Open rben01 opened this issue 3 years ago • 3 comments

When converting a SymPy symbolic expression to a Julia Expr, if there is an integer-division in an exponent, the integer division is placed into the output Expr without parentheses to indicate precedence, which is incorrect.

To reproduce:

julia> convert(Expr, 1/(2*x*sympy.pi^(1//4)))
:((1 / 2) * pi ^ -1//4 * x ^ -1)

Expected result:

:((1 / 2) * pi ^ (-1//4) * x ^ -1)

As is, the returned Expr is interpreted as :(((1 / 2) * pi ^ -1)//4 * x ^ -1), which is incorrect.

rben01 avatar Aug 08 '22 16:08 rben01

Thanks for the report! A fix is coming soon.

jverzani avatar Aug 08 '22 17:08 jverzani

@jverzani Unfortunately I think the issue is more complicated than my example shows. 1//4 is evaluated as a Rational before being passed to the exponentiation, and although it's displayed as pi ^ -1//4 it's really pi ^ r where r is Rational(1, 4).

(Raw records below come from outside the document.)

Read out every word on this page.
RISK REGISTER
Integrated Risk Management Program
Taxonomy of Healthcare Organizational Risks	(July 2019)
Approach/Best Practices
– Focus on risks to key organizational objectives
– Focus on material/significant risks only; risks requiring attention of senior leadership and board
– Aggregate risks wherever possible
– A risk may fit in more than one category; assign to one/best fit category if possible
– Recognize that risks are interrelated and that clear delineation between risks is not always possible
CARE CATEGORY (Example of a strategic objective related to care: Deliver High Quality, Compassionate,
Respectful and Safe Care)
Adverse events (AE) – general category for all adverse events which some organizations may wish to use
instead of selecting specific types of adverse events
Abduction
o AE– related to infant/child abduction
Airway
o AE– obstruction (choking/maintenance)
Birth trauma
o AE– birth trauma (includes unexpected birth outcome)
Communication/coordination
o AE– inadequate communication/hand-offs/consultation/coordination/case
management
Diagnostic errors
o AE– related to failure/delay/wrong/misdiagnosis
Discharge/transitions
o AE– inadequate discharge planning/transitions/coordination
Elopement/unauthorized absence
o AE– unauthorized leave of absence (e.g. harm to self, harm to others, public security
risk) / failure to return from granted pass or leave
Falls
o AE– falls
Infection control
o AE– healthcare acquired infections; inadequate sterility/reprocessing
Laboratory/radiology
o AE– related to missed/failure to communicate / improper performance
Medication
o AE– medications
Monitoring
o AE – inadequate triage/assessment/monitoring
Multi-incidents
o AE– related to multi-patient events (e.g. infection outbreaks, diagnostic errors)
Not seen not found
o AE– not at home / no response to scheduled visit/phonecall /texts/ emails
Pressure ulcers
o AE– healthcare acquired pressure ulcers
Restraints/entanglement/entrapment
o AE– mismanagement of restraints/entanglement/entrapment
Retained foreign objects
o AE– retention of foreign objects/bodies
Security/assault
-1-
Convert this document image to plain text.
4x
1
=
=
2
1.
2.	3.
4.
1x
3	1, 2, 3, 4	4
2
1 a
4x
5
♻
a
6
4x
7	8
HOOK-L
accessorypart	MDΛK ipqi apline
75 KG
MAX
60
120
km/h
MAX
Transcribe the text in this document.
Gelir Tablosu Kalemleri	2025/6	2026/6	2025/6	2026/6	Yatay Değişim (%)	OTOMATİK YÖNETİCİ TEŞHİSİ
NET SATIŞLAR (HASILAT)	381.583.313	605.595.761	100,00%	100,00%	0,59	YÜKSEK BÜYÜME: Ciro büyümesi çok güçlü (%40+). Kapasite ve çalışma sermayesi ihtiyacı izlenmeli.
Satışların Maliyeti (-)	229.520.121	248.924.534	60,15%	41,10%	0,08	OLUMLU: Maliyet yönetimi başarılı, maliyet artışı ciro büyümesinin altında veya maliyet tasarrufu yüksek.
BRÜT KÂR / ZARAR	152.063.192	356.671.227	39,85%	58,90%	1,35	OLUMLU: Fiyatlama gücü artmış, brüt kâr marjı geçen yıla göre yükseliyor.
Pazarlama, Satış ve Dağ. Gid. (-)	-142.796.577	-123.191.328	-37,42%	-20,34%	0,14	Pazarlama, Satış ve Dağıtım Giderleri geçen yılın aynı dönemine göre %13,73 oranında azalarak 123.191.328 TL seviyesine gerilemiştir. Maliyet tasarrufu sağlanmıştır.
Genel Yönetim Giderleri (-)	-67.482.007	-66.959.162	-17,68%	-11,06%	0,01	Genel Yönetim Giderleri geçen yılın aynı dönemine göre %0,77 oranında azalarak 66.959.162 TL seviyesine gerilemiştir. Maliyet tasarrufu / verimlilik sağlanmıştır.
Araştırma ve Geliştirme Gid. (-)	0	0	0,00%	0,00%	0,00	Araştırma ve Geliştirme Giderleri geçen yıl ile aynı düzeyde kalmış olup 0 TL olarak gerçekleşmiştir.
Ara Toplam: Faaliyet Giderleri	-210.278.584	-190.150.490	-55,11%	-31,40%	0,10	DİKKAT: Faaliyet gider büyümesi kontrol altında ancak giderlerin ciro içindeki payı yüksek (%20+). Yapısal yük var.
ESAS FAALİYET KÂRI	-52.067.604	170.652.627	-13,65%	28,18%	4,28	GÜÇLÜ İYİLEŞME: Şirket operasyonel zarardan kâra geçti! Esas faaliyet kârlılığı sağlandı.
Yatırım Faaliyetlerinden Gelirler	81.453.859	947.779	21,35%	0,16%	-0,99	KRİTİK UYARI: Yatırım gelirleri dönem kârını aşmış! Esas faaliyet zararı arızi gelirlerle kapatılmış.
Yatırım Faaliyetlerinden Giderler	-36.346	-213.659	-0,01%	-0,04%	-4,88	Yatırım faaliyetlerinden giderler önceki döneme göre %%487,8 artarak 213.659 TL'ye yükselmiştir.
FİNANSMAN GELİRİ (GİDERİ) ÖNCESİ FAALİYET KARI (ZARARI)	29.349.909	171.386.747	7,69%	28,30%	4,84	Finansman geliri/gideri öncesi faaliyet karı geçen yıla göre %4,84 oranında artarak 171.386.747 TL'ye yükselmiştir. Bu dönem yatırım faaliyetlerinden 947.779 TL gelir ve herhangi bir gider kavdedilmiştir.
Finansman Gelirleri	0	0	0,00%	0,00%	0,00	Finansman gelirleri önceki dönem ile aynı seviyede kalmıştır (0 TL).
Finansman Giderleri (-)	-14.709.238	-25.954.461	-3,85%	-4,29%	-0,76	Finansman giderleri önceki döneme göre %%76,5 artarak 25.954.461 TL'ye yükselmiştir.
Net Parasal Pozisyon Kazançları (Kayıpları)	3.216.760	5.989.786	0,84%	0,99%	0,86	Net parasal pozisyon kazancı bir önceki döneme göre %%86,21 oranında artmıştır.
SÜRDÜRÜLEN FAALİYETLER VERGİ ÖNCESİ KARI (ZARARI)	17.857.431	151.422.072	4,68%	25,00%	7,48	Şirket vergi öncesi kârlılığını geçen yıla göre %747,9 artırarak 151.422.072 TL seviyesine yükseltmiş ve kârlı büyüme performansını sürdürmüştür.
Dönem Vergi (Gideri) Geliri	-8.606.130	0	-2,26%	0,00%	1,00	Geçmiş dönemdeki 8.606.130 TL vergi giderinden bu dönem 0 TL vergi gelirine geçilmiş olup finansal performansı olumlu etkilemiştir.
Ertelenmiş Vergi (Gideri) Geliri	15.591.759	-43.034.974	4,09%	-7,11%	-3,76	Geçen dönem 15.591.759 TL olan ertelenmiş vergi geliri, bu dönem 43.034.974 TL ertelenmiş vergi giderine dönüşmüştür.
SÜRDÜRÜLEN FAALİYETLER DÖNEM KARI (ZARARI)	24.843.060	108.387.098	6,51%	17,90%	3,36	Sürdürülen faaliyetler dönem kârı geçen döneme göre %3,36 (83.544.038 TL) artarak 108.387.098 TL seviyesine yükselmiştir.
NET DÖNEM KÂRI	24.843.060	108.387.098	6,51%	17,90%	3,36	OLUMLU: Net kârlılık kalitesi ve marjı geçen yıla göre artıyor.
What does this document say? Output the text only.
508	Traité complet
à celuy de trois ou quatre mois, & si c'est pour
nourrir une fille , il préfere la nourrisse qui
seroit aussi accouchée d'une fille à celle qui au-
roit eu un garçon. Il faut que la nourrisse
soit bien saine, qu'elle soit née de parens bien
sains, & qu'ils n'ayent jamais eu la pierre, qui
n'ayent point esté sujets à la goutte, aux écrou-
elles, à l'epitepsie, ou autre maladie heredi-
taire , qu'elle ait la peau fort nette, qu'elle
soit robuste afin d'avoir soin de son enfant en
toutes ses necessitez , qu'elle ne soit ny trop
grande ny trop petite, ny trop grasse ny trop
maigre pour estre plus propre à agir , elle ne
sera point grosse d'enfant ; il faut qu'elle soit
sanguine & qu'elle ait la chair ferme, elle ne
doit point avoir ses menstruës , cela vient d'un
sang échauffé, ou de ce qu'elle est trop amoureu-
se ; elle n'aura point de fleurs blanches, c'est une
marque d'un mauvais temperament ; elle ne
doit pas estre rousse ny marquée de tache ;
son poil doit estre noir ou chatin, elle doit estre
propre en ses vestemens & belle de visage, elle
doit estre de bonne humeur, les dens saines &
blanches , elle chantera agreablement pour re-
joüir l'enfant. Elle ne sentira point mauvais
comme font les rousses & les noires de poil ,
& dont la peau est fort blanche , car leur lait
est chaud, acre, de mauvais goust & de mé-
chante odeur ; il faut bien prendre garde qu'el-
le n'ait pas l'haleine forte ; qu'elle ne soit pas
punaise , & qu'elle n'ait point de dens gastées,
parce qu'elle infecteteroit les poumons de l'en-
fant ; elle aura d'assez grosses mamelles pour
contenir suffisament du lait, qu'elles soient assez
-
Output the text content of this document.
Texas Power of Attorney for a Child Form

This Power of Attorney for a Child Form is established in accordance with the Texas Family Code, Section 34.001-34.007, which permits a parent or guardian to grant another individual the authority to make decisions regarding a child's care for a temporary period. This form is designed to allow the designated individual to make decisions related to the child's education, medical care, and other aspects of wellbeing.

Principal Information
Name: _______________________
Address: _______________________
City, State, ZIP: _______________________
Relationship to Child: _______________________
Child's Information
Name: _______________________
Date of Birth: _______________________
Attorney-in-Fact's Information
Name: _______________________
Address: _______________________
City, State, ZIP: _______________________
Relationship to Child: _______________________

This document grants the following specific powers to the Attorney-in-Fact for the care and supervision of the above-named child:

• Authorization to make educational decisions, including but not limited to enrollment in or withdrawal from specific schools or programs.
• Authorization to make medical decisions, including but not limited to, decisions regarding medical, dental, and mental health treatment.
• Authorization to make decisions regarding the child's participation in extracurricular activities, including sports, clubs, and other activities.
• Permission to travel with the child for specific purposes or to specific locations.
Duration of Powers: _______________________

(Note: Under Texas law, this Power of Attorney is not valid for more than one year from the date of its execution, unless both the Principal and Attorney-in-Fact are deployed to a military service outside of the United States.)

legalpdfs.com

So my example is not actually problematic.

However I did discover this issue when attempting to convert an expression to Expr, when 1//4 was passed in as integer division instead of as a Rational, and so I got the error (if my memory serves me) ERROR: MethodError: no method matching //(::Int64, ::Float64) (why 4 was being treated as a float, I don't now). I'll try to investigate further.

rben01 avatar Aug 08 '22 17:08 rben01

The fix I just merged basically throws in parentheses to evaluate ()^(). Before, without that the precedence rules were not consistent with the expression. Before tagging, can you send along your example that fails and I'll make sure this addresses that. Thanks!